Why Use the Correlation Ratio?
- Assessing Group Differences: It helps determine if the different categories of a nominal variable have significantly different average values for a metric variable. For example, does the average salary differ significantly between employees in different departments?
- Feature Selection: In machine learning or data analysis, it can be used to assess the predictive power of a categorical feature for a numeric target variable. A high correlation ratio indicates that the categorical feature is likely a good predictor of the numeric outcome.

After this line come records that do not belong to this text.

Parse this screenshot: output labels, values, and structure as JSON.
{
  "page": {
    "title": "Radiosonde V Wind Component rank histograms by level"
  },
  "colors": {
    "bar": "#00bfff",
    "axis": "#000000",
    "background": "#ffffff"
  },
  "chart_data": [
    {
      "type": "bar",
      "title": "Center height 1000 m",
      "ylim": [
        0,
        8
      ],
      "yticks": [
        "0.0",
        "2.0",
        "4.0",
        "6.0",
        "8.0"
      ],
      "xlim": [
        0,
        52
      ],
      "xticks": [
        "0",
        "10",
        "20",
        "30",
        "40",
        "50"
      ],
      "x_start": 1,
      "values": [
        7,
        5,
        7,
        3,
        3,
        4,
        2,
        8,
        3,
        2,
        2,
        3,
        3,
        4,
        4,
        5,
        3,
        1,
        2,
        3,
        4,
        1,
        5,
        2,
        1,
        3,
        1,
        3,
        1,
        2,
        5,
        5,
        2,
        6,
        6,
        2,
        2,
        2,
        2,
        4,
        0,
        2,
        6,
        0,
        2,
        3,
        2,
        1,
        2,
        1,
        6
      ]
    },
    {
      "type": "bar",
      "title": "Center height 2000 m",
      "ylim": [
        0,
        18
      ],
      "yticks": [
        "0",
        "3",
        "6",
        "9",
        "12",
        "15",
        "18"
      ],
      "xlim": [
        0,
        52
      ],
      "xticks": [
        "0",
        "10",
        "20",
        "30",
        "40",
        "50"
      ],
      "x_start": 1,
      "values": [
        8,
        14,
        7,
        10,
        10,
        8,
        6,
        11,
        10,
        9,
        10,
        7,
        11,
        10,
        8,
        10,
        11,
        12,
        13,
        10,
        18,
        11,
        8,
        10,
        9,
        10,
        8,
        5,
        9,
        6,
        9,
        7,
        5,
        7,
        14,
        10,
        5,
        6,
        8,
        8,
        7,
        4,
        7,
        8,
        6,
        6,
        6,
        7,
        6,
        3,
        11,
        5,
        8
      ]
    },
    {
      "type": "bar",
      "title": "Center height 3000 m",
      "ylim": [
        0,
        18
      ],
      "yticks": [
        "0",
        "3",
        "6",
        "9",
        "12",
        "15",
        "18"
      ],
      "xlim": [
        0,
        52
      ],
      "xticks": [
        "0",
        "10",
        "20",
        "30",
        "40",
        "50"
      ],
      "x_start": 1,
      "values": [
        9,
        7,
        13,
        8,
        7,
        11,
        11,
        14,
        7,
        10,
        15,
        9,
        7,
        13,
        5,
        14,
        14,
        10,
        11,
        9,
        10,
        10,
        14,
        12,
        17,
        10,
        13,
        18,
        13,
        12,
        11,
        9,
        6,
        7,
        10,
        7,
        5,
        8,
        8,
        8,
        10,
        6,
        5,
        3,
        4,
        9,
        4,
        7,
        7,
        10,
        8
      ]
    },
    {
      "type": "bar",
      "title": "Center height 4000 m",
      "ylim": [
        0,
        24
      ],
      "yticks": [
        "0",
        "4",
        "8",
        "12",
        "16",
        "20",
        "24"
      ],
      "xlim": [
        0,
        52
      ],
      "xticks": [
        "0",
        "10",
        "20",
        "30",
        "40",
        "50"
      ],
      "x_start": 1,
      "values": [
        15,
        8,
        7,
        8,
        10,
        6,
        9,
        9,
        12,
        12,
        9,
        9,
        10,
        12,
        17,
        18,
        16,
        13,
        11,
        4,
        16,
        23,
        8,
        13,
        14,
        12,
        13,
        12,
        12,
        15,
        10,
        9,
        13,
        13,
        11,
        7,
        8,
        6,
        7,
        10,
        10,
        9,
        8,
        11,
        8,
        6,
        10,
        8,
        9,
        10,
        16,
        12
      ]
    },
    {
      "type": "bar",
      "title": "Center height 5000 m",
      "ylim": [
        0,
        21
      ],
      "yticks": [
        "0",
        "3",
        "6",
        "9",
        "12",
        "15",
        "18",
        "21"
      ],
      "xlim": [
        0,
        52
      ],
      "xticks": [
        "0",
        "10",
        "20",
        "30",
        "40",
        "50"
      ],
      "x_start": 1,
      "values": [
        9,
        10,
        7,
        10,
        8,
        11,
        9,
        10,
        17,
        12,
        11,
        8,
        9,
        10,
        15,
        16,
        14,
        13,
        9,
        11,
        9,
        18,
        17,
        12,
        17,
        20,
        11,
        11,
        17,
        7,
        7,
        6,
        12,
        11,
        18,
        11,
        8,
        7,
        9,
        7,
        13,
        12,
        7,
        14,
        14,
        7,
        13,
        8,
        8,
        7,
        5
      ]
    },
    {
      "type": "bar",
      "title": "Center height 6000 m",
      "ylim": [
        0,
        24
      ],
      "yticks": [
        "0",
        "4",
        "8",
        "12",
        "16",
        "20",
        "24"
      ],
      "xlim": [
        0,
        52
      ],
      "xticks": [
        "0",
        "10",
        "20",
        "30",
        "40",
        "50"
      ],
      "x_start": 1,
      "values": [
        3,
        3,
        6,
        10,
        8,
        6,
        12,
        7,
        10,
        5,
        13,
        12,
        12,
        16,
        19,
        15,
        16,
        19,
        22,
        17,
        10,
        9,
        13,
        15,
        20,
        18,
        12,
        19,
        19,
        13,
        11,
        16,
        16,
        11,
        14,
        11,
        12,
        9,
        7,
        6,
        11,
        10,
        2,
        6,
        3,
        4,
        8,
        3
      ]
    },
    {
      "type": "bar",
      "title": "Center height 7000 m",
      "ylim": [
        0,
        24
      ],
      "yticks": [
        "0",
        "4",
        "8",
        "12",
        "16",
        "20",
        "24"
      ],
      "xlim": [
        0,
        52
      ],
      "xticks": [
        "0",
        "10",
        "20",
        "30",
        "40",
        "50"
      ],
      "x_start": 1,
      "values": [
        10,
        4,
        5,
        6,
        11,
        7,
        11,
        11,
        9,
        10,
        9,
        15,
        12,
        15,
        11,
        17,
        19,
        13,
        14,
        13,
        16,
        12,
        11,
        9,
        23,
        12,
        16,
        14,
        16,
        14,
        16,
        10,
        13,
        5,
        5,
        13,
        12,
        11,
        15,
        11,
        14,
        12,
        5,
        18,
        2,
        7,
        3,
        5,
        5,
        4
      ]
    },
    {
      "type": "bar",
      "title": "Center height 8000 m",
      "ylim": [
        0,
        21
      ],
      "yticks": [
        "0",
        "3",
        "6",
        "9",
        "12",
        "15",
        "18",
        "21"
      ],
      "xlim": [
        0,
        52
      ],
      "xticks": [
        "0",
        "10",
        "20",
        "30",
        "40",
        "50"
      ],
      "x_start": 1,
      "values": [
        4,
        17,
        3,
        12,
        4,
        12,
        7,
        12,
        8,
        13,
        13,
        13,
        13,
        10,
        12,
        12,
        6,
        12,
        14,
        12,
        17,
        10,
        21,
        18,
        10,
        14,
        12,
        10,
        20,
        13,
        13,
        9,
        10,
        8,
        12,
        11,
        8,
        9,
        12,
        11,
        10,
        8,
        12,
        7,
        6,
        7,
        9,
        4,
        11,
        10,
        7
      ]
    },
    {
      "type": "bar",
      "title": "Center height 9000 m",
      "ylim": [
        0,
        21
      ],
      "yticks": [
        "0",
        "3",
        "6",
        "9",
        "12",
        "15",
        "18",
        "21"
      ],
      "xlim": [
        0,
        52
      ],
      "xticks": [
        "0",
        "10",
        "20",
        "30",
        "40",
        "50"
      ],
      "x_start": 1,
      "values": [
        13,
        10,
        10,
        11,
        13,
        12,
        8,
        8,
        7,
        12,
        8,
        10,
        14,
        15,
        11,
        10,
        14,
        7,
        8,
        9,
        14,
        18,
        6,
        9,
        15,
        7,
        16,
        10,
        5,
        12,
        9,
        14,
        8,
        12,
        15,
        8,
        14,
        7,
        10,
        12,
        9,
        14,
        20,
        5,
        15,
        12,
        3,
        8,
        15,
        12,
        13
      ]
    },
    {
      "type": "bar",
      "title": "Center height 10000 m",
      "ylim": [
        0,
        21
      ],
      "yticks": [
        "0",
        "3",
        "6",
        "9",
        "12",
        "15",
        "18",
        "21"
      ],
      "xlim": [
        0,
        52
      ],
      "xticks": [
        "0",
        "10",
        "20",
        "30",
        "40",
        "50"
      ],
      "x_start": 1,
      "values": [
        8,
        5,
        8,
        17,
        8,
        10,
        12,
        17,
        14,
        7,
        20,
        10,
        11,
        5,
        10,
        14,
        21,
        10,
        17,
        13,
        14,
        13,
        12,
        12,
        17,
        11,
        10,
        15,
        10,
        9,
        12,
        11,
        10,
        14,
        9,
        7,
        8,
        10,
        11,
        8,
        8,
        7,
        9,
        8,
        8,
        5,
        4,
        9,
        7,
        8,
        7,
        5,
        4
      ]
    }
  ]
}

- Understanding Variance: It essentially tells you what proportion of the total variance in the numeric variable can be explained by the differences between the group means defined by the categorical variable.
How It Works (Simplified)
Imagine you have data on employee salaries (numeric) and their department (categorical). The correlation ratio compares:
- Variance within groups: How much salaries vary within each department.
- Variance between groups: How much the average salary varies between different departments.
A high correlation ratio means that the variance between the group means is large compared to the variance within the groups. This suggests a strong relationship – the department you are in heavily influences your average salary.
Key Points
- The correlation ratio ranges from 0 to 1.
- A value of 0 indicates no relationship (the means of the numeric variable are roughly the same across all categories).
- A value of 1 indicates a perfect relationship (the numeric variable's value is fixed within each category, although it can differ between categories).
In essence, the correlation ratio provides a clear, single metric for the strength of the association between a nominal group variable and a quantitative variable, focusing on how the groups influence the mean of the quantitative variable.